High School Musical is the most notable example, but it’s not the only one. The Descendants movies are basically officially licensed Next Gen AU fanfiction of popular Disney movies — where the main character is Maleficent’s daughter, a purple-haired, fingerless glove-wearing sorceress and graffiti artist named Mal who gets with Belle and the Beast’s son. Wendy Wu: Homecoming Warrior turned Brenda Song into a kung fu hero — and homecoming queen. In Camp Rock, a regular ol’ girl next door gets a chance to attend an elite music camp — which is named Camp Rock — because yeah, sure, of course. All DCOMs just have this certain energy, created from viewing the world through the eyes of kids and young teens and imagining stories where they are heroes and leads of the stories, and their wildest dreams are valid and can come true.

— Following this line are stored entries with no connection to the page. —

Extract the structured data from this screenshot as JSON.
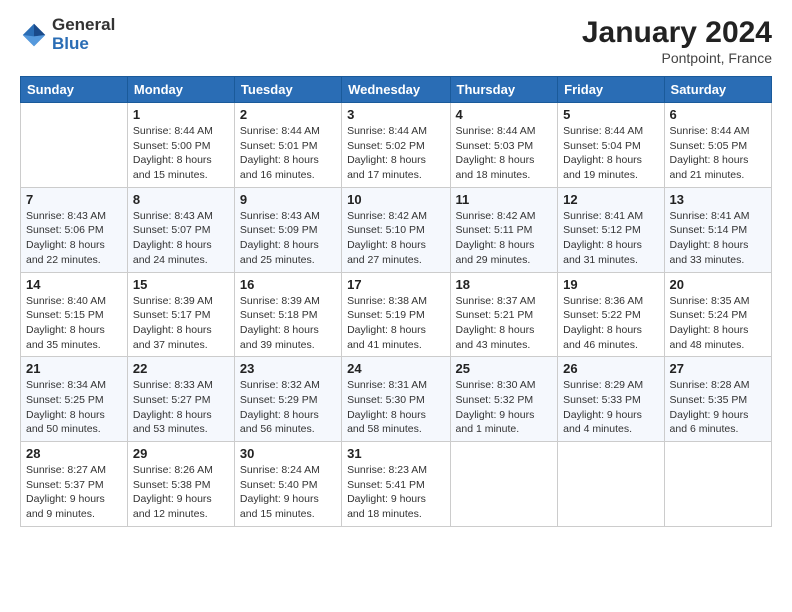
{
  "logo": {
    "general": "General",
    "blue": "Blue"
  },
  "title": "January 2024",
  "subtitle": "Pontpoint, France",
  "header_days": [
    "Sunday",
    "Monday",
    "Tuesday",
    "Wednesday",
    "Thursday",
    "Friday",
    "Saturday"
  ],
  "weeks": [
    [
      {
        "day": "",
        "info": ""
      },
      {
        "day": "1",
        "info": "Sunrise: 8:44 AM\nSunset: 5:00 PM\nDaylight: 8 hours\nand 15 minutes."
      },
      {
        "day": "2",
        "info": "Sunrise: 8:44 AM\nSunset: 5:01 PM\nDaylight: 8 hours\nand 16 minutes."
      },
      {
        "day": "3",
        "info": "Sunrise: 8:44 AM\nSunset: 5:02 PM\nDaylight: 8 hours\nand 17 minutes."
      },
      {
        "day": "4",
        "info": "Sunrise: 8:44 AM\nSunset: 5:03 PM\nDaylight: 8 hours\nand 18 minutes."
      },
      {
        "day": "5",
        "info": "Sunrise: 8:44 AM\nSunset: 5:04 PM\nDaylight: 8 hours\nand 19 minutes."
      },
      {
        "day": "6",
        "info": "Sunrise: 8:44 AM\nSunset: 5:05 PM\nDaylight: 8 hours\nand 21 minutes."
      }
    ],
    [
      {
        "day": "7",
        "info": "Sunrise: 8:43 AM\nSunset: 5:06 PM\nDaylight: 8 hours\nand 22 minutes."
      },
      {
        "day": "8",
        "info": "Sunrise: 8:43 AM\nSunset: 5:07 PM\nDaylight: 8 hours\nand 24 minutes."
      },
      {
        "day": "9",
        "info": "Sunrise: 8:43 AM\nSunset: 5:09 PM\nDaylight: 8 hours\nand 25 minutes."
      },
      {
        "day": "10",
        "info": "Sunrise: 8:42 AM\nSunset: 5:10 PM\nDaylight: 8 hours\nand 27 minutes."
      },
      {
        "day": "11",
        "info": "Sunrise: 8:42 AM\nSunset: 5:11 PM\nDaylight: 8 hours\nand 29 minutes."
      },
      {
        "day": "12",
        "info": "Sunrise: 8:41 AM\nSunset: 5:12 PM\nDaylight: 8 hours\nand 31 minutes."
      },
      {
        "day": "13",
        "info": "Sunrise: 8:41 AM\nSunset: 5:14 PM\nDaylight: 8 hours\nand 33 minutes."
      }
    ],
    [
      {
        "day": "14",
        "info": "Sunrise: 8:40 AM\nSunset: 5:15 PM\nDaylight: 8 hours\nand 35 minutes."
      },
      {
        "day": "15",
        "info": "Sunrise: 8:39 AM\nSunset: 5:17 PM\nDaylight: 8 hours\nand 37 minutes."
      },
      {
        "day": "16",
        "info": "Sunrise: 8:39 AM\nSunset: 5:18 PM\nDaylight: 8 hours\nand 39 minutes."
      },
      {
        "day": "17",
        "info": "Sunrise: 8:38 AM\nSunset: 5:19 PM\nDaylight: 8 hours\nand 41 minutes."
      },
      {
        "day": "18",
        "info": "Sunrise: 8:37 AM\nSunset: 5:21 PM\nDaylight: 8 hours\nand 43 minutes."
      },
      {
        "day": "19",
        "info": "Sunrise: 8:36 AM\nSunset: 5:22 PM\nDaylight: 8 hours\nand 46 minutes."
      },
      {
        "day": "20",
        "info": "Sunrise: 8:35 AM\nSunset: 5:24 PM\nDaylight: 8 hours\nand 48 minutes."
      }
    ],
    [
      {
        "day": "21",
        "info": "Sunrise: 8:34 AM\nSunset: 5:25 PM\nDaylight: 8 hours\nand 50 minutes."
      },
      {
        "day": "22",
        "info": "Sunrise: 8:33 AM\nSunset: 5:27 PM\nDaylight: 8 hours\nand 53 minutes."
      },
      {
        "day": "23",
        "info": "Sunrise: 8:32 AM\nSunset: 5:29 PM\nDaylight: 8 hours\nand 56 minutes."
      },
      {
        "day": "24",
        "info": "Sunrise: 8:31 AM\nSunset: 5:30 PM\nDaylight: 8 hours\nand 58 minutes."
      },
      {
        "day": "25",
        "info": "Sunrise: 8:30 AM\nSunset: 5:32 PM\nDaylight: 9 hours\nand 1 minute."
      },
      {
        "day": "26",
        "info": "Sunrise: 8:29 AM\nSunset: 5:33 PM\nDaylight: 9 hours\nand 4 minutes."
      },
      {
        "day": "27",
        "info": "Sunrise: 8:28 AM\nSunset: 5:35 PM\nDaylight: 9 hours\nand 6 minutes."
      }
    ],
    [
      {
        "day": "28",
        "info": "Sunrise: 8:27 AM\nSunset: 5:37 PM\nDaylight: 9 hours\nand 9 minutes."
      },
      {
        "day": "29",
        "info": "Sunrise: 8:26 AM\nSunset: 5:38 PM\nDaylight: 9 hours\nand 12 minutes."
      },
      {
        "day": "30",
        "info": "Sunrise: 8:24 AM\nSunset: 5:40 PM\nDaylight: 9 hours\nand 15 minutes."
      },
      {
        "day": "31",
        "info": "Sunrise: 8:23 AM\nSunset: 5:41 PM\nDaylight: 9 hours\nand 18 minutes."
      },
      {
        "day": "",
        "info": ""
      },
      {
        "day": "",
        "info": ""
      },
      {
        "day": "",
        "info": ""
      }
    ]
  ]
}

Disney Plus’s new original movies, however, don’t quite capture the same zany magic. Each of the movies has at least one strong thread which would absolutely shine were they allowed to embrace the full cheesiness and absurdity of the DCOM formula. But by trying to appeal to the parents who may also be watching these movies, they lose a certain je ne c’est quoi. Without the electric color palette, garish special effects, and over-the-top entries, they are simply mediocre offerings — enjoyable, maybe, but forgettable once the credits roll.